Google has confirmed that it has dismissed a systems engineer after he accessed private details from the Gmail, Google Voice and IM accounts of four teenagers.
The engineer has been identified as 27-year-old David Barksdale, who was part of an elite technical group at Google, according to US reports.
In a statement, Bill Coughran, senior vice-president of engineering for Google, confirmed Barksdale's dismissal "for breaking Google's strict internal privacy policies".
Google plans to increase its access control monitoring to ensure those controls are effective, he said.
Commenting on the case, Ed Macnair, chief executive of security firm Overtis, said that wherever a company is holding large amounts of customer data, there is a risk that this will be surreptitiously viewed by employees with privileged access.
"Google has stated that it is increasing its monitoring, but this comes after the breach has occurred and customers' privacy has been compromised," he said.

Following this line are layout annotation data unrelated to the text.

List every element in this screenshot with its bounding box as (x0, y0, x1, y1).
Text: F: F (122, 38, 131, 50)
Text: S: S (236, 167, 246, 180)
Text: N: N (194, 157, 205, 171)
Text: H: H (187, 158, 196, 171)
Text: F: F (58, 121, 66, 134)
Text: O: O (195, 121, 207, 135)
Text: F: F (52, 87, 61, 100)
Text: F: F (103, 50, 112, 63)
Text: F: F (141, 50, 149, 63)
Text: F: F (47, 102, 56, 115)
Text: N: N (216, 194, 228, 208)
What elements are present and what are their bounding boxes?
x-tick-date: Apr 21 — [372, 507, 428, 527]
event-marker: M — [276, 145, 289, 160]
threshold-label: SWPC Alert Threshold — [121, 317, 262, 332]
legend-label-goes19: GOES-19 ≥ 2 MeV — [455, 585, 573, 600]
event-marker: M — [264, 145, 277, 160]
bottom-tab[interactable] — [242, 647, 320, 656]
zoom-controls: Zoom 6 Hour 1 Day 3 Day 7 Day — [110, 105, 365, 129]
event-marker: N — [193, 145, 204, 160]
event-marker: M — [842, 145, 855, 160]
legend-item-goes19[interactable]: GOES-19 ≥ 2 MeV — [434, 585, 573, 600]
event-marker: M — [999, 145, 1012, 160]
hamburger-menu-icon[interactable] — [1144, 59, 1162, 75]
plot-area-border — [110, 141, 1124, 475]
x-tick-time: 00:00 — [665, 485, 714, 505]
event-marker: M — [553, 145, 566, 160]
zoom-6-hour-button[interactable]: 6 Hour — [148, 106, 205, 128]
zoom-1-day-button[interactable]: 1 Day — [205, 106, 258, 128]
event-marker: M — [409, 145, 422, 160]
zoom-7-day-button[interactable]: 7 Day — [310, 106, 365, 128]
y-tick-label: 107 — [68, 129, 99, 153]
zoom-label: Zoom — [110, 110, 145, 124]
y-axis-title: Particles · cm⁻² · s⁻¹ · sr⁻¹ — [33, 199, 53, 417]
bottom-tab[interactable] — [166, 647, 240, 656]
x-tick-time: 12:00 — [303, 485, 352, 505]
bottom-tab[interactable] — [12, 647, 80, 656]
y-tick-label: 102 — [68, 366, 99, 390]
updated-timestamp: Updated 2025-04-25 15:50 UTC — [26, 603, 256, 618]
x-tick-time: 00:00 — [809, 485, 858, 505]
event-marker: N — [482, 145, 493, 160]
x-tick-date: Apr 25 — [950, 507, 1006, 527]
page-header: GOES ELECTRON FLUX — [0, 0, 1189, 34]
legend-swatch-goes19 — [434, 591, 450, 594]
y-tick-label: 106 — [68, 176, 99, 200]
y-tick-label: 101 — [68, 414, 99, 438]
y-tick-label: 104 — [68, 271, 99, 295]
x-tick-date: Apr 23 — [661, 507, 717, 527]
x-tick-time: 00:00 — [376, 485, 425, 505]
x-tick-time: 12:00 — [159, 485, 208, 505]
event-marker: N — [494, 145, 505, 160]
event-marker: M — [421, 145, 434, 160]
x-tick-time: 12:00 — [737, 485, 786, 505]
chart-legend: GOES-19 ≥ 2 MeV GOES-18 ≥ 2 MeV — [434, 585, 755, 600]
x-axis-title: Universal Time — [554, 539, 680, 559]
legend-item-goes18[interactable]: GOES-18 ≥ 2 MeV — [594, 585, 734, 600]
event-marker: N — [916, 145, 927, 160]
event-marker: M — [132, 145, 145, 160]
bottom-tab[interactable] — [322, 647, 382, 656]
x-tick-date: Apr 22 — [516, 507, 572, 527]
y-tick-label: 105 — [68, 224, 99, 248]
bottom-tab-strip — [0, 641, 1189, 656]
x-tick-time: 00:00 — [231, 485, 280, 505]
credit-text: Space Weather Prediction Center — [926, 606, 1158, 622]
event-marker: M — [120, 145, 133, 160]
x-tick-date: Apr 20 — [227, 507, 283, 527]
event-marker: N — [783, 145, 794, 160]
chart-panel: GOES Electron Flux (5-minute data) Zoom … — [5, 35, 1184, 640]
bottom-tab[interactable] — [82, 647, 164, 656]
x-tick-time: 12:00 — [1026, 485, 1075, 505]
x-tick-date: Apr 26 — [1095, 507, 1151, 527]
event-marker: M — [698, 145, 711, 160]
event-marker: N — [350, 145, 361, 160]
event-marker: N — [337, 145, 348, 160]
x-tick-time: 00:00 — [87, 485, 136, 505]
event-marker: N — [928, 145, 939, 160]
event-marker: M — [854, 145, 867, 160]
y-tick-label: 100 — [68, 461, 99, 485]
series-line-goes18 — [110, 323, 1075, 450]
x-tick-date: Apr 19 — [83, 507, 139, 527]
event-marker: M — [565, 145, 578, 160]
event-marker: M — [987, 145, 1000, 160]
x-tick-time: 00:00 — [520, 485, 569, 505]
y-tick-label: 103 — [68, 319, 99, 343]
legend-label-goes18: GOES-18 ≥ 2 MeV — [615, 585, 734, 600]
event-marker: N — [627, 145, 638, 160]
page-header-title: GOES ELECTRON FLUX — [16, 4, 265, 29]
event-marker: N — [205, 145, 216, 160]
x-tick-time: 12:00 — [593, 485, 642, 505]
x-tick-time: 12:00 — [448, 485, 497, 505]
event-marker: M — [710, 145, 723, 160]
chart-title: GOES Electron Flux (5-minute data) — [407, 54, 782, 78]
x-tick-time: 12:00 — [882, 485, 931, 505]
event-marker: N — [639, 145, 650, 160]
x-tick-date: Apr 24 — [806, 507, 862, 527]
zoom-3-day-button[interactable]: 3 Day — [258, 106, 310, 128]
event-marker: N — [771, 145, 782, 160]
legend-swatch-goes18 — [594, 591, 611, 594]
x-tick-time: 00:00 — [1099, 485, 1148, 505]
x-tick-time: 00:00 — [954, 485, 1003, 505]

According to Macnair, controlling and recording precisely who has accessed data, and regularly reviewing activity logs to spot any adverse behaviour, is the only way to mitigate this risk and prevent systems administrators from abusing the trust of their employers and customers.
"Where privileged access is required for systems administration, user activity management will prevent the administrator from opening and viewing personal content and any attempts to do so will immediately set off an alert to management and security staff," he said.